2. Description of the Related Art
In general, VoiceXML is a spoken dialogue scenario composition standard language in which web information process technology is combined with speech recognition and text-to-speech technology and computer telephony integration technology. In other words, VoiceXML is an XML-based markup language used to define spoken dialog that allows a user to search for Internet information by speech by means of a wire or mobile telephone. The VoiceXML document allows a user to search Internet for e-mail, weather information and traffic information, etc. through a wire or mobile telephone without Internet connection devices such as a notebook computer and a personal computer and can provide the user with contents of a web page in speech.

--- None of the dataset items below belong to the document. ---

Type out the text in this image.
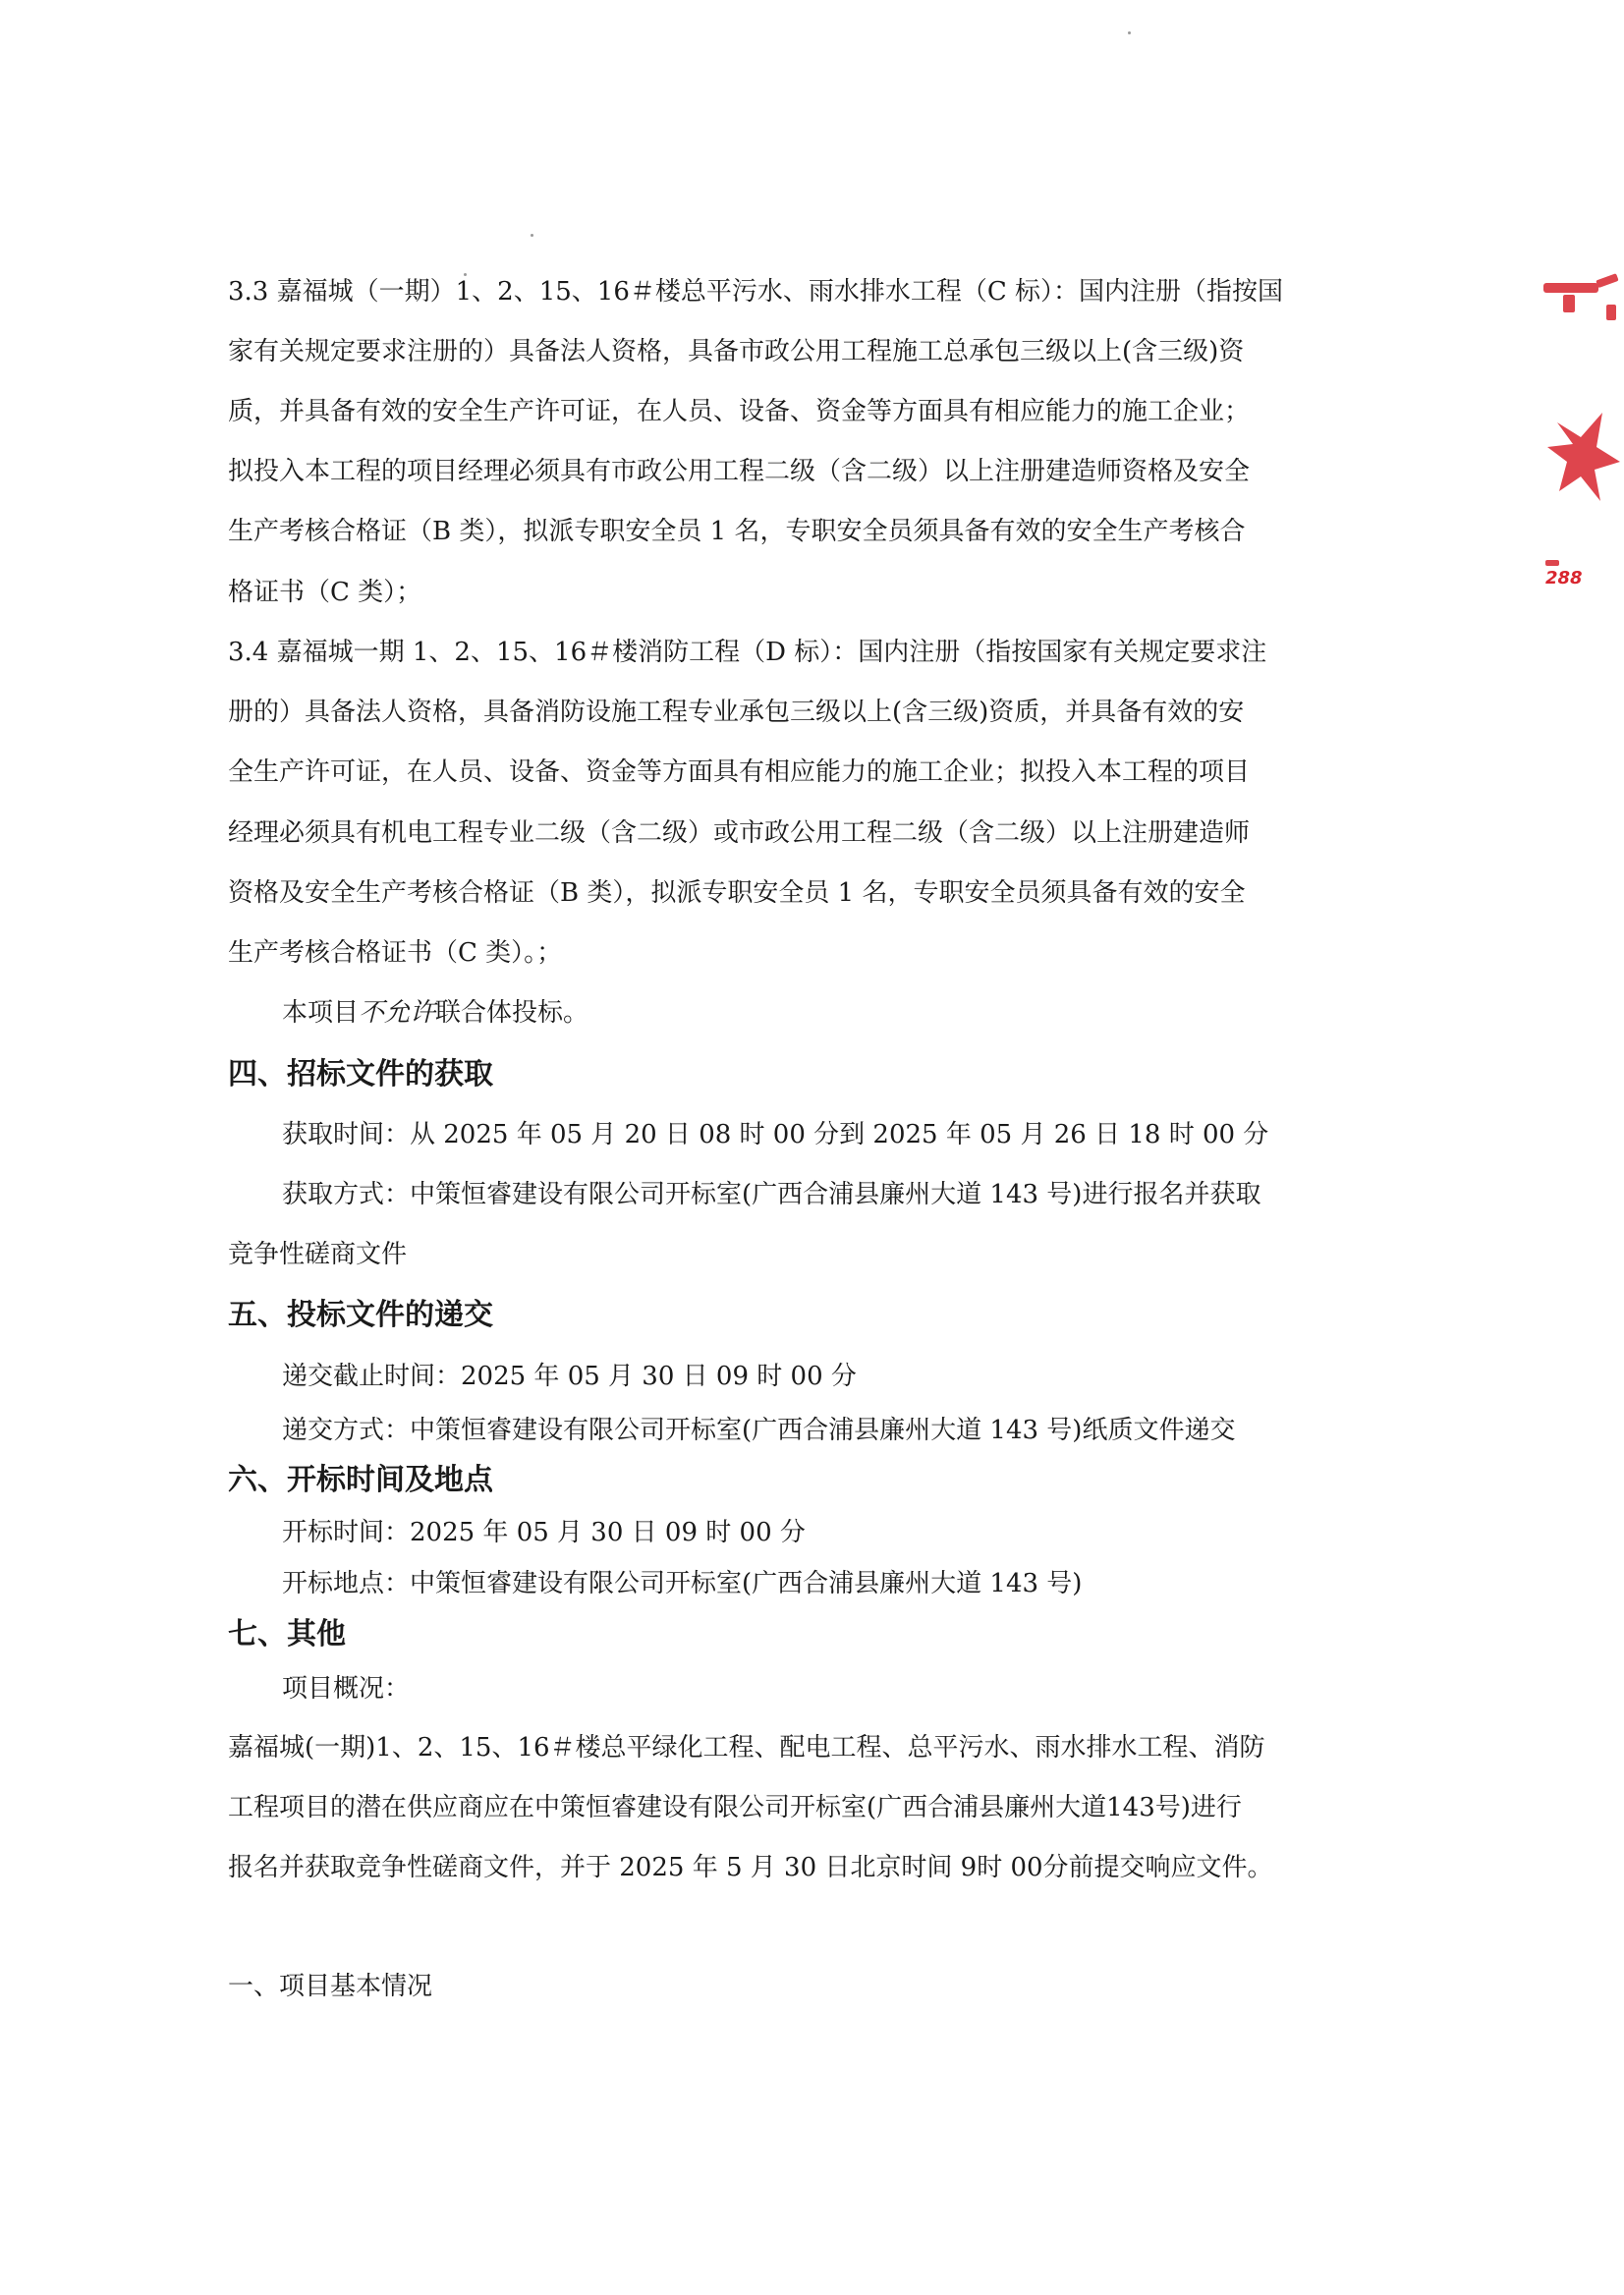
3.3 嘉福城（一期）1、2、15、16＃楼总平污水、雨水排水工程（C 标）：国内注册（指按国
家有关规定要求注册的）具备法人资格，具备市政公用工程施工总承包三级以上(含三级)资
质，并具备有效的安全生产许可证，在人员、设备、资金等方面具有相应能力的施工企业；
拟投入本工程的项目经理必须具有市政公用工程二级（含二级）以上注册建造师资格及安全
生产考核合格证（B 类），拟派专职安全员 1 名，专职安全员须具备有效的安全生产考核合
格证书（C 类）；
3.4 嘉福城一期 1、2、15、16＃楼消防工程（D 标）：国内注册（指按国家有关规定要求注
册的）具备法人资格，具备消防设施工程专业承包三级以上(含三级)资质，并具备有效的安
全生产许可证，在人员、设备、资金等方面具有相应能力的施工企业；拟投入本工程的项目
经理必须具有机电工程专业二级（含二级）或市政公用工程二级（含二级）以上注册建造师
资格及安全生产考核合格证（B 类），拟派专职安全员 1 名，专职安全员须具备有效的安全
生产考核合格证书（C 类）。；
本项目不允许联合体投标。
四、招标文件的获取
获取时间：从 2025 年 05 月 20 日 08 时 00 分到 2025 年 05 月 26 日 18 时 00 分
获取方式：中策恒睿建设有限公司开标室(广西合浦县廉州大道 143 号)进行报名并获取
竞争性磋商文件
五、投标文件的递交
递交截止时间：2025 年 05 月 30 日 09 时 00 分
递交方式：中策恒睿建设有限公司开标室(广西合浦县廉州大道 143 号)纸质文件递交
六、开标时间及地点
开标时间：2025 年 05 月 30 日 09 时 00 分
开标地点：中策恒睿建设有限公司开标室(广西合浦县廉州大道 143 号)
七、其他
项目概况：
嘉福城(一期)1、2、15、16＃楼总平绿化工程、配电工程、总平污水、雨水排水工程、消防
工程项目的潜在供应商应在中策恒睿建设有限公司开标室(广西合浦县廉州大道143号)进行
报名并获取竞争性磋商文件，并于 2025 年 5 月 30 日北京时间 9时 00分前提交响应文件。
一、项目基本情况
288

Accordingly, since the VoiceXML can create and maintain a service through web in real time, it is regarded as the core technology of a next generation speech service that can substitute for a dialogue speech service system such as the conventional automatic response service (ARS) and interactive voice response (IVR).

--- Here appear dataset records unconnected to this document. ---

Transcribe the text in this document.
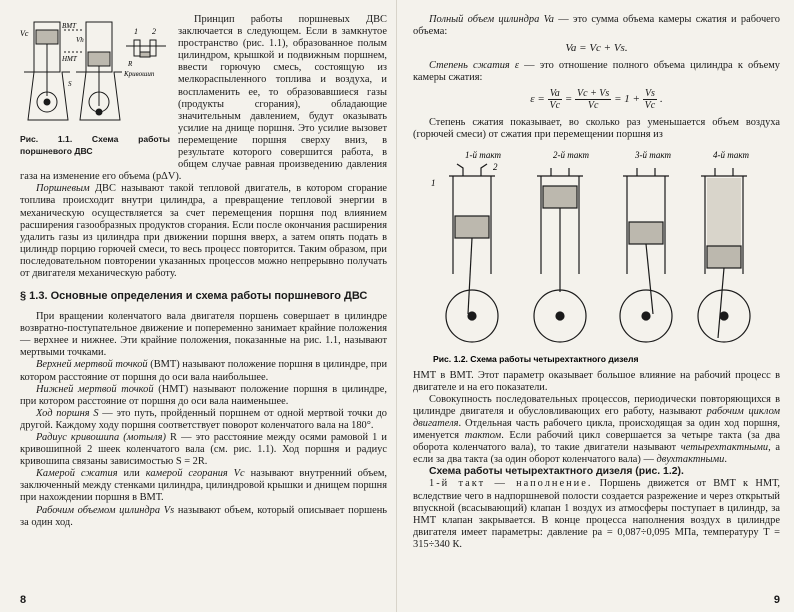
Vc
ВМТ
Vh
НМТ
1 2
R
Кривошип
S
Рис. 1.1. Схема работы поршневого ДВС
Принцип работы поршневых ДВС заключается в следующем. Если в замкнутое пространство (рис. 1.1), образованное полым цилиндром, крышкой и подвижным поршнем, ввести горючую смесь, состоящую из мелкораспыленного топлива и воздуха, и воспламенить ее, то образовавшиеся газы (продукты сгорания), обладающие значительным давлением, будут оказывать усилие на днище поршня. Это усилие вызовет перемещение поршня сверху вниз, в результате которого совершится работа, в общем случае равная произведению давления газа на изменение его объема (pΔV).

Поршневым ДВС называют такой тепловой двигатель, в котором сгорание топлива происходит внутри цилиндра, а превращение тепловой энергии в механическую осуществляется за счет перемещения поршня под влиянием расширения газообразных продуктов сгорания. Если после окончания расширения удалить газы из цилиндра при движении поршня вверх, а затем опять подать в цилиндр порцию горючей смеси, то весь процесс повторится. Таким образом, при последовательном повторении указанных процессов можно непрерывно получать от двигателя механическую работу.

§ 1.3. Основные определения и схема работы поршневого ДВС

При вращении коленчатого вала двигателя поршень совершает в цилиндре возвратно-поступательное движение и попеременно занимает крайние положения — верхнее и нижнее. Эти крайние положения, показанные на рис. 1.1, называют мертвыми точками.

Верхней мертвой точкой (ВМТ) называют положение поршня в цилиндре, при котором расстояние от поршня до оси вала наибольшее.

Нижней мертвой точкой (НМТ) называют положение поршня в цилиндре, при котором расстояние от поршня до оси вала наименьшее.

Ход поршня S — это путь, пройденный поршнем от одной мертвой точки до другой. Каждому ходу поршня соответствует поворот коленчатого вала на 180°.

Радиус кривошипа (мотыля) R — это расстояние между осями рамовой 1 и кривошипной 2 шеек коленчатого вала (см. рис. 1.1). Ход поршня и радиус кривошипа связаны зависимостью S = 2R.

Камерой сжатия или камерой сгорания Vc называют внутренний объем, заключенный между стенками цилиндра, цилиндровой крышки и днищем поршня при нахождении поршня в ВМТ.

Рабочим объемом цилиндра Vs называют объем, который описывает поршень за один ход.

8

Полный объем цилиндра Va — это сумма объема камеры сжатия и рабочего объема:

Va = Vc + Vs.

Степень сжатия ε — это отношение полного объема цилиндра к объему камеры сжатия:

$\varepsilon = \frac{Va}{Vc} = \frac{Vc + Vs}{Vc} = 1 + \frac{Vs}{Vc}$ .

Степень сжатия показывает, во сколько раз уменьшается объем воздуха (горючей смеси) от сжатия при перемещении поршня из

1-й такт	2-й такт	3-й такт	4-й такт
1
2
Рис. 1.2. Схема работы четырехтактного дизеля

НМТ в ВМТ. Этот параметр оказывает большое влияние на рабочий процесс в двигателе и на его показатели.

Совокупность последовательных процессов, периодически повторяющихся в цилиндре двигателя и обусловливающих его работу, называют рабочим циклом двигателя. Отдельная часть рабочего цикла, происходящая за один ход поршня, именуется тактом. Если рабочий цикл совершается за четыре такта (за два оборота коленчатого вала), то такие двигатели называют четырехтактными, а если за два такта (за один оборот коленчатого вала) — двухтактными.

Схема работы четырехтактного дизеля (рис. 1.2).

1-й такт — наполнение. Поршень движется от ВМТ к НМТ, вследствие чего в надпоршневой полости создается разрежение и через открытый впускной (всасывающий) клапан 1 воздух из атмосферы поступает в цилиндр, за НМТ клапан закрывается. В конце процесса наполнения воздух в цилиндре двигателя имеет параметры: давление pa = 0,087÷0,095 МПа, температуру T = 315÷340 К.

9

The operation of such speech web service using telephone network is as follows.
First, the user 102-1 connects to a voice gateway 110 through a wire or mobile communication terminal by using a representative phone number. The voiceXML browser 112 of the voice gateway 110 requests the web-server 120 to provide the VoiceXML document. The web-server 120 transmits the corresponding VoiceXML document to the voice gateway 110. The VoiceXML browser 112 of the voice gateway 110 interprets and executes the received VoiceXML document, and provides the user 102-1 with the speech output of the executed VoiceXML document through the phone network 104.
In the meanwhile, if the user wants to use various VoiceXML-based speech services provided in various applications (for example, securities, credit cards, distribution, etc.) by means of an Internet browser in a PDA, a smart phone or a personal computer, a predetermined conversion is required. Here, since “using a service by means of the Internet browser” means that an interface as well as a voice in view of property of device, variation of a user interface should be considered in conversion process.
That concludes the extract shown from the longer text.